# Traversing tree without stack

Author: Wojciech Muła 17.02.2011

This is a solution of some exercise from Cormen handbook (AFAIR exercise limited domain to binary trees). If you study algorithms and data structures, please DO NOT READ this text.

# Introduction

Obvious traversal algorithms require O(logn) memory, i.e. an explicit or an implicit stack or a queue.

An iterative algorithm described here performs depth-first-search and requires O(1) memory. In technical terms a reference (or a pointer) to one tree node is needed. This node, called p, is a node processed in the previous step of the algorithm.

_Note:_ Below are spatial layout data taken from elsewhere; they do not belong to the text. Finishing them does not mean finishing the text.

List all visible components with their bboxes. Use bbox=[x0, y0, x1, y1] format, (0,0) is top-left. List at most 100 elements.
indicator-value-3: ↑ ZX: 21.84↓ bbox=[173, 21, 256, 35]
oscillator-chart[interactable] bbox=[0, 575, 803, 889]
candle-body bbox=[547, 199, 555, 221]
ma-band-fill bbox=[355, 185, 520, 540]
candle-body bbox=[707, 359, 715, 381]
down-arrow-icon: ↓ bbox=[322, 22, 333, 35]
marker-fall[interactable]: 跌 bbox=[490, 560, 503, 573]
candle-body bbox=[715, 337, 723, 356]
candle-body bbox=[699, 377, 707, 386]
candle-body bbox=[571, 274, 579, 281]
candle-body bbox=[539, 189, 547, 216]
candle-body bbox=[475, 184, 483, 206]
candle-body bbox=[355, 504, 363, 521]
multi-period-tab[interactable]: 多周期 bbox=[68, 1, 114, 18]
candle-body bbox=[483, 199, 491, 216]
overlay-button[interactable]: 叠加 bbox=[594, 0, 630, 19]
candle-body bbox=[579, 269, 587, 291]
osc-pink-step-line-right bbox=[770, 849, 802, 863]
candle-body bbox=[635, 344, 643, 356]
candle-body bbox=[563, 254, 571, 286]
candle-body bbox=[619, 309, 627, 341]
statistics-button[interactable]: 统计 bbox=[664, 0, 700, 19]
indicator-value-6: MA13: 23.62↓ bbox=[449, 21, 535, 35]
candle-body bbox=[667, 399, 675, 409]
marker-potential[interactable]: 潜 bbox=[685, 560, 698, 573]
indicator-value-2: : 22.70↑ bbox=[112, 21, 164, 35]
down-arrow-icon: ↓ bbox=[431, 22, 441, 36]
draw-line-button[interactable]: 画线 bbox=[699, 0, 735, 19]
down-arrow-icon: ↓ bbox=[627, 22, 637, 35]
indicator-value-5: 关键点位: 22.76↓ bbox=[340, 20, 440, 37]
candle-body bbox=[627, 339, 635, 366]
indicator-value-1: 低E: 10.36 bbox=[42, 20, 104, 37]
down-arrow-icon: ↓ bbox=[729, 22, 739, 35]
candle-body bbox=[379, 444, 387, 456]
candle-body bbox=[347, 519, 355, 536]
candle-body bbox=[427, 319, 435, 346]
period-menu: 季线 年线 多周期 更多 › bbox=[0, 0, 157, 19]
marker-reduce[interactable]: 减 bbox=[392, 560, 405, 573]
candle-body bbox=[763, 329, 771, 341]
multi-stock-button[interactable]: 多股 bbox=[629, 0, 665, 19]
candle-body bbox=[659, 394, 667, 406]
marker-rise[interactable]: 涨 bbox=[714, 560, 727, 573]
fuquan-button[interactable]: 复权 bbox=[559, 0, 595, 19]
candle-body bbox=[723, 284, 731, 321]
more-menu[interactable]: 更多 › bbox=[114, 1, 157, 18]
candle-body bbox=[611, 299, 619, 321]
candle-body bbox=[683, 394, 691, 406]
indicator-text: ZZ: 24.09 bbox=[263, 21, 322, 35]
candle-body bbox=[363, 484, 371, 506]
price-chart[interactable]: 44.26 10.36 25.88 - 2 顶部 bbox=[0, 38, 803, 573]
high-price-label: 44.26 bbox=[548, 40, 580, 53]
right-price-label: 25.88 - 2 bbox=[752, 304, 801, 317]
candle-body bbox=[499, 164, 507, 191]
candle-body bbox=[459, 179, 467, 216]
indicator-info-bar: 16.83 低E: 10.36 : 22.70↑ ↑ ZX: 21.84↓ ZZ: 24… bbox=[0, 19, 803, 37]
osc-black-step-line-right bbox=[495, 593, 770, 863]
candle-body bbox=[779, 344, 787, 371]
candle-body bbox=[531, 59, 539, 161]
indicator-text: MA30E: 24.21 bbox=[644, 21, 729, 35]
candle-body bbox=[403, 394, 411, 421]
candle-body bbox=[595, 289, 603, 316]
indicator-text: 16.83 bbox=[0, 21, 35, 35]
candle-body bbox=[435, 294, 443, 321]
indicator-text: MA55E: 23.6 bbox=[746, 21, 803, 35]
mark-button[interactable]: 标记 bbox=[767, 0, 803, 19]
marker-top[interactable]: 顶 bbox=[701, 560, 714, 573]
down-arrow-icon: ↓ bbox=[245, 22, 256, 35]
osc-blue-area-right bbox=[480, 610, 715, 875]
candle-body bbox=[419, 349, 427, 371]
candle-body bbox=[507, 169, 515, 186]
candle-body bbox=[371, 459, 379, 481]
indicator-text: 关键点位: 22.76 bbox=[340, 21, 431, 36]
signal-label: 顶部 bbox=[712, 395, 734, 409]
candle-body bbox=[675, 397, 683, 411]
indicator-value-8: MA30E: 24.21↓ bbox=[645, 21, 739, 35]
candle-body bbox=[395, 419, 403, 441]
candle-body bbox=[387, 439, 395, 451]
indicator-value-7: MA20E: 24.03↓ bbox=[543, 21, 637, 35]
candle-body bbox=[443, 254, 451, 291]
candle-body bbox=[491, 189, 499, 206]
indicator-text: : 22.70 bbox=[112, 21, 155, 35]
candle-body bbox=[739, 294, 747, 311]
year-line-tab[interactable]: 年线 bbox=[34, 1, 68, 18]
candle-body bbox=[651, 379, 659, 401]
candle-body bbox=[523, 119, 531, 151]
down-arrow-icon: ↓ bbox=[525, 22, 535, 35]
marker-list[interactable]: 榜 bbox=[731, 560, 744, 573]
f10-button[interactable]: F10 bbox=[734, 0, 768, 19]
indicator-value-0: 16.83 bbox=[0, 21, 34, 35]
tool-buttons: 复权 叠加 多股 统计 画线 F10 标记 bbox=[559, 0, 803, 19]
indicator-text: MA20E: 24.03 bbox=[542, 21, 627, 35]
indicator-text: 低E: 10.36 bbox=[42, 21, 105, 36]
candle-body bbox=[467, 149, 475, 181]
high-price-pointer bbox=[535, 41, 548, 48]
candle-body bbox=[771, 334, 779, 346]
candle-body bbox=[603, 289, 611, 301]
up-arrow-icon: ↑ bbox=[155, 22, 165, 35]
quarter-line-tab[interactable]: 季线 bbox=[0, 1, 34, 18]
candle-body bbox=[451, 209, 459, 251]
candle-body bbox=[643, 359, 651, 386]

Following properties of a tree node x are needed:

• it is possible to check if a node y is a child (x.is_child(y));
• it is possible to check if a node y is a parent (y = x.parent());
• it is possible to get the first child node (x.first_child());
• it is possible to get the next sibling child node if another child y is given (x.next_sibling(y));

For binary trees all of these functions are quite simple. The main disadvantage is necessary to remember the parent of each node.

# Algorithm

Initial conditions:

• p = nil
• x = root

In each iteration following cases are considered:

1. If x is a leaf, then go to the parent.
2. If p = nil, then go the first child of x,
3. If p is a parent of x, then go to the first child of x.
4. If p is a child of x, then go to next sibling node of p, but if there is no more sibling nodes, go to the parent of x.

The processing ends in 4th case, when x is root and we try to reach its parent (impossible, isn't it).

To get pre-order scheme, visiting of node have to be performed after going deeper, i.e. in cases 2, 3 and 4 (see sample code).